The CM-E1 is works in a manner like a 4-wire smoke detector. The EOL resistor is in series with the normally closed trouble relay and is in parallel with the normally open alarm relay in the CM-E1. This allows multiple detectors to be daisy chained together. In normal operation, the alarm relay would be open and the M1 would see the 2200 ohm EOL resistance, making the zone voltage about 6 volts or so. When the detector goes into alarm mode, the relay closes and shorts the EOL resistor, dropping the zone voltage to 0 Volts, and the M1 goes into alarm mode.

If the detector has a trouble condition, the trouble relay opens, creating an open on the zone loop, and the M1 zone voltage goes to 12V and the M1 senses the trouble condition.

When you specified the zone type of 0 (EOL/wireless), the M1 expects to see the 2200 ohm EOL resistance and about 6V on the zone during normal operation. When you removed the J2 jumper, I think you caused the CM-E1 alarm relay to be closed during normal operation, shorting out the EOL resistor. This should have caused an alarm condition at the M1, which is what you say you saw with the second CM-E1 that you installed.
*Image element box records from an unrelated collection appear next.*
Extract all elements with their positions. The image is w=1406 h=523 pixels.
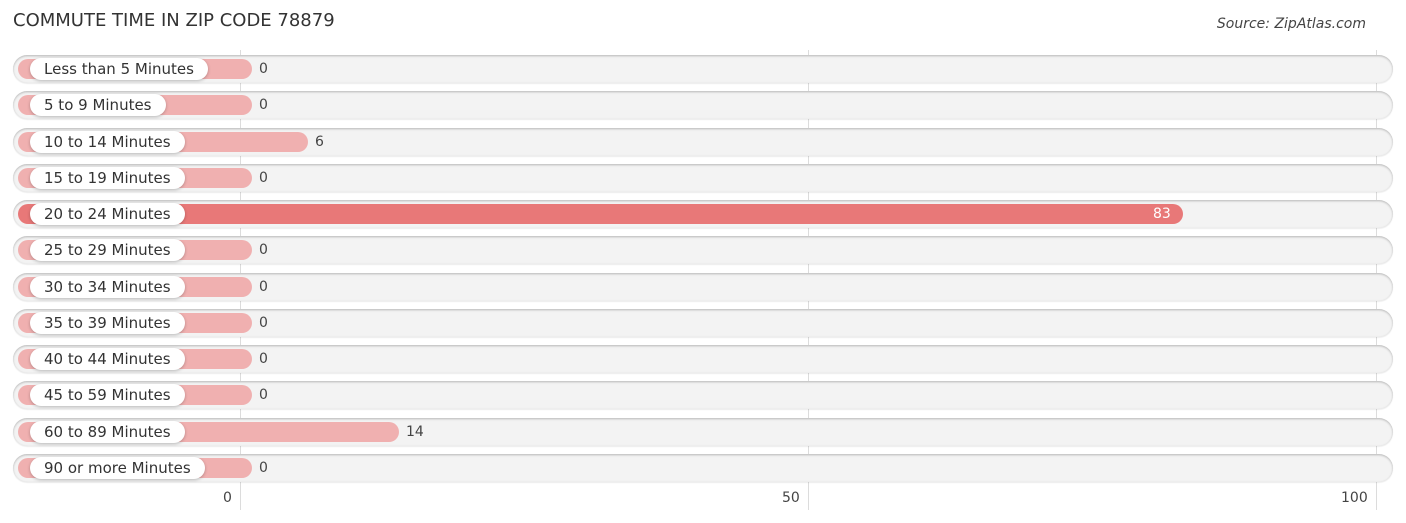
category-label: 10 to 14 Minutes — [30, 131, 185, 153]
x-tick-label: 0 — [223, 490, 232, 506]
category-label: 35 to 39 Minutes — [30, 312, 185, 334]
bar[interactable] — [18, 204, 1183, 224]
value-label: 0 — [259, 61, 268, 77]
category-label: 90 or more Minutes — [30, 457, 205, 479]
value-label: 0 — [259, 242, 268, 258]
value-label: 83 — [1153, 206, 1171, 222]
value-label: 14 — [406, 424, 424, 440]
value-label: 0 — [259, 170, 268, 186]
value-label: 6 — [315, 134, 324, 150]
value-label: 0 — [259, 387, 268, 403]
value-label: 0 — [259, 97, 268, 113]
x-tick-label: 100 — [1341, 490, 1368, 506]
category-label: Less than 5 Minutes — [30, 58, 208, 80]
bar-chart: 0 50 100 Less than 5 Minutes 0 5 to 9 Minutes… — [0, 0, 1406, 523]
category-label: 25 to 29 Minutes — [30, 239, 185, 261]
category-label: 15 to 19 Minutes — [30, 167, 185, 189]
value-label: 0 — [259, 460, 268, 476]
category-label: 5 to 9 Minutes — [30, 94, 166, 116]
category-label: 30 to 34 Minutes — [30, 276, 185, 298]
category-label: 40 to 44 Minutes — [30, 348, 185, 370]
value-label: 0 — [259, 279, 268, 295]
value-label: 0 — [259, 351, 268, 367]
category-label: 60 to 89 Minutes — [30, 421, 185, 443]
x-tick-label: 50 — [782, 490, 800, 506]
category-label: 20 to 24 Minutes — [30, 203, 185, 225]
category-label: 45 to 59 Minutes — [30, 384, 185, 406]
value-label: 0 — [259, 315, 268, 331]
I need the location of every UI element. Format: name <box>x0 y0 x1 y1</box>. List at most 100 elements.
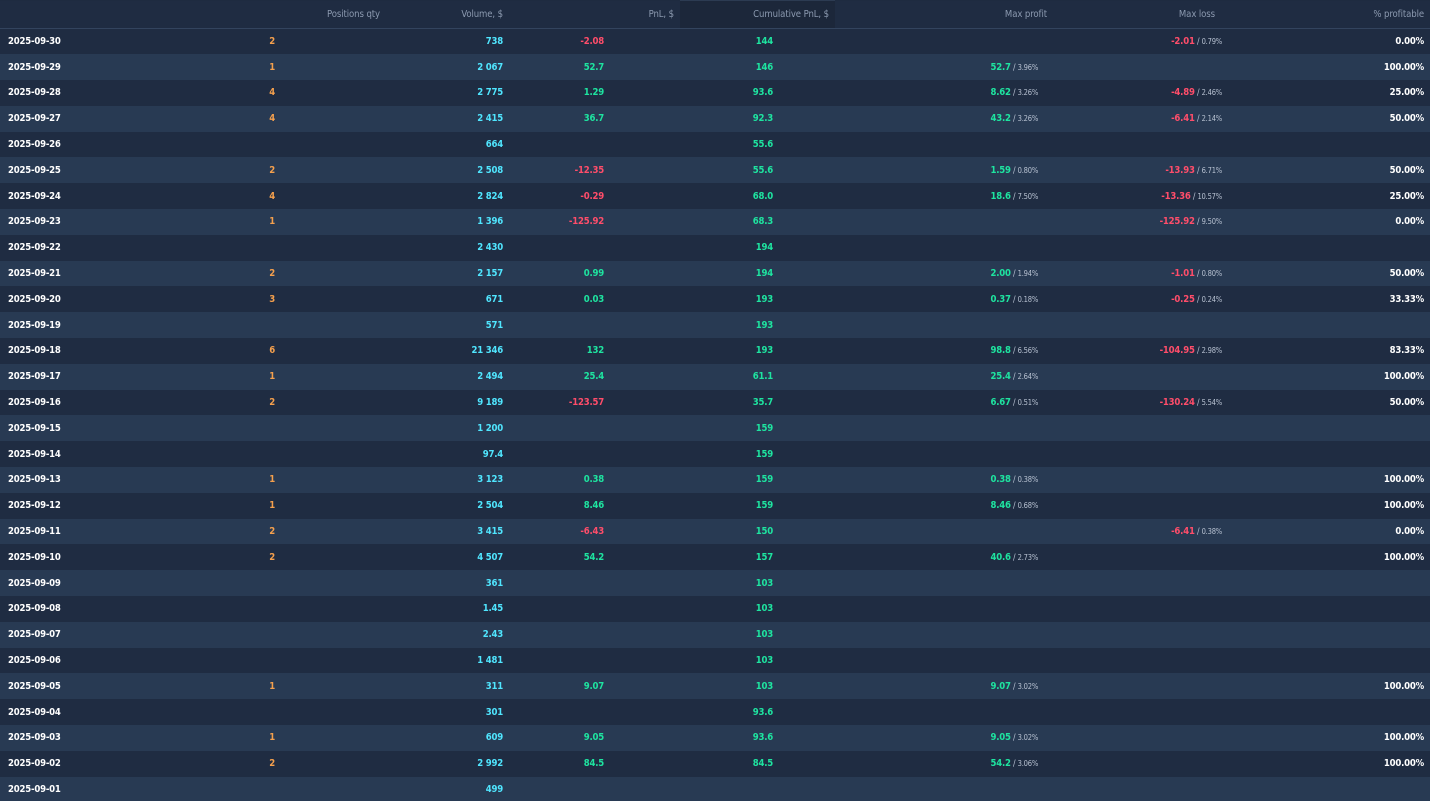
column-header-date[interactable] <box>0 0 156 29</box>
pct-profitable-cell: 50.00% <box>1389 397 1425 409</box>
cumulative-pnl-cell <box>680 777 835 801</box>
pnl-cell: -6.43 <box>580 526 604 538</box>
table-row[interactable]: 2025-09-27 4 2 415 36.7 92.3 43.2 / 3.26… <box>0 105 1430 132</box>
pnl-cell <box>509 235 680 261</box>
table-row[interactable]: 2025-09-02 2 2 992 84.5 84.5 54.2 / 3.06… <box>0 750 1430 777</box>
table-row[interactable]: 2025-09-06 1 481 103 <box>0 647 1430 674</box>
table-row[interactable]: 2025-09-13 1 3 123 0.38 159 0.38 / 0.38%… <box>0 467 1430 493</box>
pnl-cell <box>509 132 680 158</box>
pct-profitable-cell <box>1222 777 1430 801</box>
table-row[interactable]: 2025-09-24 4 2 824 -0.29 68.0 18.6 / 7.5… <box>0 183 1430 210</box>
column-header-pnl[interactable]: PnL, $ <box>509 0 680 29</box>
max-loss-amount: -6.41 <box>1171 113 1195 125</box>
max-loss-percent: 0.24% <box>1201 294 1223 304</box>
column-header-max-profit[interactable]: Max profit <box>835 9 1047 20</box>
date-cell: 2025-09-20 <box>8 293 61 305</box>
pct-profitable-cell <box>1222 312 1430 338</box>
table-row[interactable]: 2025-09-30 2 738 -2.08 144 -2.01 / 0.79%… <box>0 28 1430 55</box>
max-profit-value: 8.62 / 3.26% <box>990 87 1039 99</box>
positions-qty-cell: 2 <box>269 551 275 563</box>
volume-cell: 609 <box>485 732 503 744</box>
cumulative-pnl-cell: 159 <box>755 500 773 512</box>
table-row[interactable]: 2025-09-09 361 103 <box>0 570 1430 597</box>
volume-cell: 2 992 <box>477 758 503 770</box>
table-row[interactable]: 2025-09-28 4 2 775 1.29 93.6 8.62 / 3.26… <box>0 80 1430 106</box>
pct-profitable-cell: 0.00% <box>1395 216 1424 228</box>
column-header-positions-qty[interactable]: Positions qty <box>156 0 386 29</box>
table-row[interactable]: 2025-09-15 1 200 159 <box>0 415 1430 442</box>
table-row[interactable]: 2025-09-26 664 55.6 <box>0 131 1430 158</box>
table-row[interactable]: 2025-09-19 571 193 <box>0 312 1430 339</box>
date-cell: 2025-09-28 <box>8 87 61 99</box>
table-row[interactable]: 2025-09-05 1 311 9.07 103 9.07 / 3.02% 1… <box>0 673 1430 700</box>
pct-profitable-cell: 100.00% <box>1383 474 1424 486</box>
column-header-pct-profitable[interactable]: % profitable <box>1222 0 1430 29</box>
max-profit-amount: 6.67 <box>990 397 1011 409</box>
max-profit-loss-cell: 0.37 / 0.18% -0.25 / 0.24% <box>835 286 1223 312</box>
table-row[interactable]: 2025-09-25 2 2 508 -12.35 55.6 1.59 / 0.… <box>0 157 1430 184</box>
table-row[interactable]: 2025-09-20 3 671 0.03 193 0.37 / 0.18% -… <box>0 286 1430 313</box>
cumulative-pnl-cell: 193 <box>755 293 773 305</box>
volume-cell: 738 <box>485 36 503 48</box>
max-profit-loss-cell <box>835 312 1222 338</box>
table-row[interactable]: 2025-09-14 97.4 159 <box>0 441 1430 468</box>
positions-qty-cell <box>156 596 386 622</box>
table-row[interactable]: 2025-09-11 2 3 415 -6.43 150 -6.41 / 0.3… <box>0 518 1430 545</box>
positions-qty-cell: 1 <box>269 216 275 228</box>
volume-cell: 2.43 <box>482 629 503 641</box>
pct-profitable-cell <box>1222 699 1430 725</box>
table-row[interactable]: 2025-09-17 1 2 494 25.4 61.1 25.4 / 2.64… <box>0 363 1430 390</box>
table-row[interactable]: 2025-09-04 301 93.6 <box>0 699 1430 726</box>
table-row[interactable]: 2025-09-12 1 2 504 8.46 159 8.46 / 0.68%… <box>0 492 1430 519</box>
pnl-cell: -12.35 <box>574 164 605 176</box>
max-loss-value: -125.92 / 9.50% <box>1159 216 1223 228</box>
date-cell: 2025-09-23 <box>8 216 61 228</box>
table-row[interactable]: 2025-09-18 6 21 346 132 193 98.8 / 6.56%… <box>0 338 1430 364</box>
positions-qty-cell: 1 <box>269 500 275 512</box>
max-profit-percent: 0.68% <box>1017 501 1039 511</box>
volume-cell: 2 494 <box>477 371 503 383</box>
cumulative-pnl-cell: 193 <box>755 345 773 357</box>
table-row[interactable]: 2025-09-07 2.43 103 <box>0 621 1430 648</box>
table-row[interactable]: 2025-09-16 2 9 189 -123.57 35.7 6.67 / 0… <box>0 389 1430 416</box>
table-row[interactable]: 2025-09-21 2 2 157 0.99 194 2.00 / 1.94%… <box>0 260 1430 287</box>
pnl-cell <box>509 570 680 596</box>
column-header-max-loss[interactable]: Max loss <box>1047 9 1215 20</box>
max-loss-amount: -13.36 <box>1161 190 1191 202</box>
table-row[interactable]: 2025-09-22 2 430 194 <box>0 234 1430 261</box>
column-header-volume[interactable]: Volume, $ <box>386 0 509 29</box>
pnl-cell: 8.46 <box>583 500 604 512</box>
max-loss-percent: 2.14% <box>1201 114 1223 124</box>
max-profit-percent: 3.02% <box>1017 681 1039 691</box>
max-profit-loss-cell: 40.6 / 2.73% <box>835 544 1222 570</box>
max-profit-amount: 1.59 <box>990 164 1011 176</box>
volume-cell: 2 430 <box>477 242 503 254</box>
max-profit-percent: 0.18% <box>1017 294 1039 304</box>
max-profit-amount: 0.38 <box>990 474 1011 486</box>
volume-cell: 571 <box>485 319 503 331</box>
table-row[interactable]: 2025-09-29 1 2 067 52.7 146 52.7 / 3.96%… <box>0 54 1430 81</box>
table-row[interactable]: 2025-09-23 1 1 396 -125.92 68.3 -125.92 … <box>0 209 1430 235</box>
max-profit-loss-cell: -2.01 / 0.79% <box>835 29 1222 55</box>
max-profit-loss-cell <box>835 441 1222 467</box>
date-cell: 2025-09-11 <box>8 526 61 538</box>
max-loss-amount: -0.25 <box>1171 293 1195 305</box>
positions-qty-cell <box>156 570 386 596</box>
positions-qty-cell <box>156 132 386 158</box>
max-profit-amount: 0.37 <box>990 293 1011 305</box>
max-profit-loss-cell <box>835 596 1222 622</box>
pct-profitable-cell: 50.00% <box>1389 268 1425 280</box>
table-row[interactable]: 2025-09-08 1.45 103 <box>0 596 1430 622</box>
table-row[interactable]: 2025-09-01 499 <box>0 776 1430 801</box>
column-header-cumulative-pnl[interactable]: Cumulative PnL, $ <box>680 0 835 29</box>
max-loss-value: -6.41 / 0.38% <box>1171 526 1222 538</box>
table-row[interactable]: 2025-09-10 2 4 507 54.2 157 40.6 / 2.73%… <box>0 544 1430 571</box>
pct-profitable-cell <box>1222 596 1430 622</box>
table-row[interactable]: 2025-09-03 1 609 9.05 93.6 9.05 / 3.02% … <box>0 725 1430 751</box>
pnl-cell: 1.29 <box>583 87 604 99</box>
pct-profitable-cell: 100.00% <box>1383 500 1424 512</box>
date-cell: 2025-09-17 <box>8 371 61 383</box>
pnl-cell: -123.57 <box>568 397 604 409</box>
max-profit-amount: 25.4 <box>990 371 1011 383</box>
max-profit-amount: 9.05 <box>990 732 1011 744</box>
What I can't explain is why this didn't also happen with the first CM-E1. I think you say removing the jumper made it work. I'm not sure how that could be, unless you have some high resistance in your loop wiring. I would measure the voltage at the M1 terminals on this zone and see what it is when the jumper is removed. That should give us a clue to what is going on.

I think the proper zone def and type for these zones is Zone Def 17 (CO 24 Hour) and Zone Type 5 (Fire, 4-Wire Smoke Detector).

You should install jumper J2 on both detectors.